AUSTIN (KXAN) — Months before coronavirus hit Texas, Anna Samaratunga had her consultation and made her appointment for surgery.
It was something she was excited about and couldn’t wait to get done, but then COVID-19 halted her surgery until just a few weeks ago.
“I had an implant exchange,” explained Samaratunga. “And then I also had a… Brazilian Bottom Lift.”
The mom, 36, said she wasn’t worried about the virus because of all the precautions being taken.
“I feel like everything is held to a specific standard, but now the standards are higher to try to help minimize the spread,” explained Samaratunga.
Virtual consultations, staggering appointments, curbside check-in and COVID-19 testing are among steps being taken by some doctors before elective surgeries.
Dr. Johnny Franco, founder of More Beautiful You Plastic Surgery, said his practice has seen a 20% increase of new patients scheduling just this month.
“What we are hearing in our practice is that people have time to get things done that they’d been putting off because they were under time constraints prior to the pandemic,” Franco explained. “Now that they are looking at going back to work, they want to take care of these procedures before that happens since most people will not be able to ask for time off for a while.”
Franco said patients are getting screened at least three times before procedures and tested for COVID-19 about a week before surgery. His office provides a saliva test for patients.
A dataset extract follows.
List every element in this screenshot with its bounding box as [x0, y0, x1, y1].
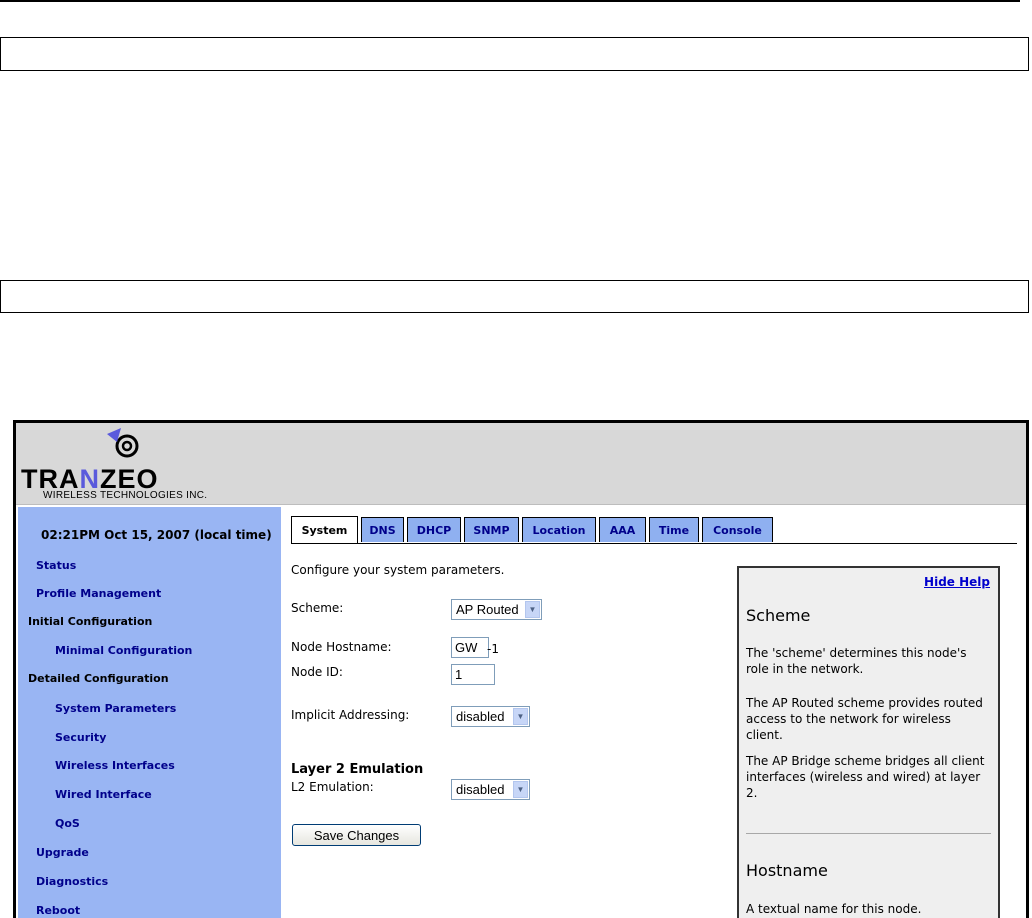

He explained that they moved in that direction and have had to stagger appointments, because there aren’t enough tests for doctors to do the level of testing needed so that the virus doesn’t spread.
“I don’t think there’s enough rapid test. I think that has made it very, very difficult,” he said. “We’ve been able to find ways and places to do it. We just… purchased all of the testing kits ourselves. So, we just buy them and this way patients don’t have to worry about it. We give it to them, we set up the days for them, and this way we try and take all of the obstacles out for patients — because I think it’s that important.”
The Texas Medical Association, which represents doctors across the state, explained that there are no specific guidance on testing for elective procedures and it’s up to each practice on how to handle it.
A TMA spokesperson said the CDC acknowledges considerations about making sure facilities follow infection control guidance and have enough equipment such as personal protective equipment (PPE) and testing supplies should they do elective procedures.
Franco said ideally he would love to get patients tested the day before surgery. Right now the saliva tests are taking three to six days to process.
“That’s why we have them self-quarantine themselves from a week before they take the test, from when they take the test and until their surgery,” Dr. Franco explained.